Hindus, Sikhs, Muslims blast Rick Santorum on ‘equality’ comment

By Omar Sacirbey
Religion News Service

Former Pennsylvania Sen. Rick Santorum has broad appeal among some evangelical voters because his conservative Catholic views dovetail with their social concerns. RNS photo courtesy Gage Skidmore.

Muslims, Sikhs and Hindus are accusing Republican presidential candidate Rick Santorum of bigotry and ignorance after he said that “equality” is solely a Judeo-Christian concept.

“Where do you think the concept of equality comes from?” Santorum said on the campaign trail last Friday (Jan. 20). “It doesn’t come from Islam. It doesn’t come from the East and Eastern religions. It comes from the God of Abraham, Isaac, and Jacob.”

Not everyone agreed.

“Sen. Santorum’s presidential campaign is now playing to the lowest common denominator of religious bigotry and prejudice by attacking Eastern religions and Islam,” said Aseem Shukla of the Hindu American Foundation. Santorum’s comments, Shukla added, “show a profound ignorance of the teachings of Dharma spiritual traditions, such as Hinduism, Buddhism, Jainism, and Sikhism.”

Santorum’s campaign did not answer repeated requests for comment.

Critics said Santorum — a devout Catholic — not only has his politics wrong, but also his history.

For example, in the Bhagavad Gita, a Hindu scripture, the god Krishna writes, “I look upon all creatures equally; none are less dear to me and none more dear.”

“Indian religions predate Abraham, Jacob and all that Rick Santorum was talking about,” said Sulekh Jain of Sugar Land, Texas, chairman of the International School for Jain Studies. “All souls are equal in every way. All feel pain and all feel pleasure. This concept is deeply embedded in the whole philosophy of Jainism.”

Sikhs, who also trace their religion to India, were equally upset.

“In Sikhism, all human beings have equal status in the eyes of God. No differentiation in status or ceremonies or rights is made between men and women, rich and poor, foreigner and countryman, high caste or low caste,” said Manbeena Kaur, education director for the New York-based Sikh Coalition.

“Sikhs have had this belief in and practice of equality as a spiritual mandate long before the political revolutions that brought freedom to America and much of the Western world.”

Buddhism expert Toshie Kurihara argues equality was a foundational teaching of the Buddha.

“The Buddha preached against the caste system and advocated equality of all people.
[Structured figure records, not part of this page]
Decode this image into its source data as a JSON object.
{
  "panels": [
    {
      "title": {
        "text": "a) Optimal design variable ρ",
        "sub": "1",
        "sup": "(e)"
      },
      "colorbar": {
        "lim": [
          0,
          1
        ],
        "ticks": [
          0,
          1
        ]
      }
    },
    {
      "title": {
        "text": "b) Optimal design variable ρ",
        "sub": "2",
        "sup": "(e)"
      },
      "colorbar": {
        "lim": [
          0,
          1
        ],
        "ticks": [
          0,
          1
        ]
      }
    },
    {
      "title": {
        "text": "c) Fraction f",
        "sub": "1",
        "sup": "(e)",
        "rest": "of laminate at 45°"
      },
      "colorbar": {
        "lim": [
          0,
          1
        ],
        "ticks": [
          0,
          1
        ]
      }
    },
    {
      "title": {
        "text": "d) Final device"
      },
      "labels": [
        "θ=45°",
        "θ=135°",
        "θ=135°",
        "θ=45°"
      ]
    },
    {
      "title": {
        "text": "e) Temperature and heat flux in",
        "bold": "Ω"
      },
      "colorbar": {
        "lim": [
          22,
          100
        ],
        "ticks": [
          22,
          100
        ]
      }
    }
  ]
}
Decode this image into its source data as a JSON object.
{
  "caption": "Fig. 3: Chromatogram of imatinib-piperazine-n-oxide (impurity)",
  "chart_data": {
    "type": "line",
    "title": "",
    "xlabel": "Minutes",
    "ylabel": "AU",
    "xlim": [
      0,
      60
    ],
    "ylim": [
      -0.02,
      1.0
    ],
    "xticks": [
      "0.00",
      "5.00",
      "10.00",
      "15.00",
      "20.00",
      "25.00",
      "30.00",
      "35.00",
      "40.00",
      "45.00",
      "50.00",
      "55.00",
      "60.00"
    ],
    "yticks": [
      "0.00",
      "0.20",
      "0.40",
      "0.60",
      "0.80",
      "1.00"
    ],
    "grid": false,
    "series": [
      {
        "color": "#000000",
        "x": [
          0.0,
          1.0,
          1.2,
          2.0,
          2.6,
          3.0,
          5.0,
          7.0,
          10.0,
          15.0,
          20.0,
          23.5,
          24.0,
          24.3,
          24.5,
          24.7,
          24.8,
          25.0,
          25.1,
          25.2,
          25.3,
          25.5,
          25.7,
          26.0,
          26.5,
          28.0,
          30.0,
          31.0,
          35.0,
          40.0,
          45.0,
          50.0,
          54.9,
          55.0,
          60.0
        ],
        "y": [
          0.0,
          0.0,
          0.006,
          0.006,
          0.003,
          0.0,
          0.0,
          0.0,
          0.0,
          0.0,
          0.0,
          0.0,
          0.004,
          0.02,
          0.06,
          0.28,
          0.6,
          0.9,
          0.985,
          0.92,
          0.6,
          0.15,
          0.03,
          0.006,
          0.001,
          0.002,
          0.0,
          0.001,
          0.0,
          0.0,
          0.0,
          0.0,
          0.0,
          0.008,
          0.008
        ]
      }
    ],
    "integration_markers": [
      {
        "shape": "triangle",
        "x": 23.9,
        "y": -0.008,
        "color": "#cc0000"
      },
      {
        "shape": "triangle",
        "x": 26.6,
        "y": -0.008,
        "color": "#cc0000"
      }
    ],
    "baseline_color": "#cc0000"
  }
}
From the beginning, Buddhism espoused the concept of equality of all people,” she wrote last year in the Journal of Oriental Studies.

The Washington-based Council on American-Islamic Relations said it would send Santorum a copy of the Quran, Islam’s holy text.

“The Quran is the best refutation of Mr. Santorum’s inaccurate and offensive remarks,” said Ibrahim Hooper, a CAIR spokesman.

The group cited Quran verses and sayings of Islam’s Prophet Muhammad that supported equality. For example, Prophet Muhammad is reported to have said, “All people are equal as the teeth of a comb.”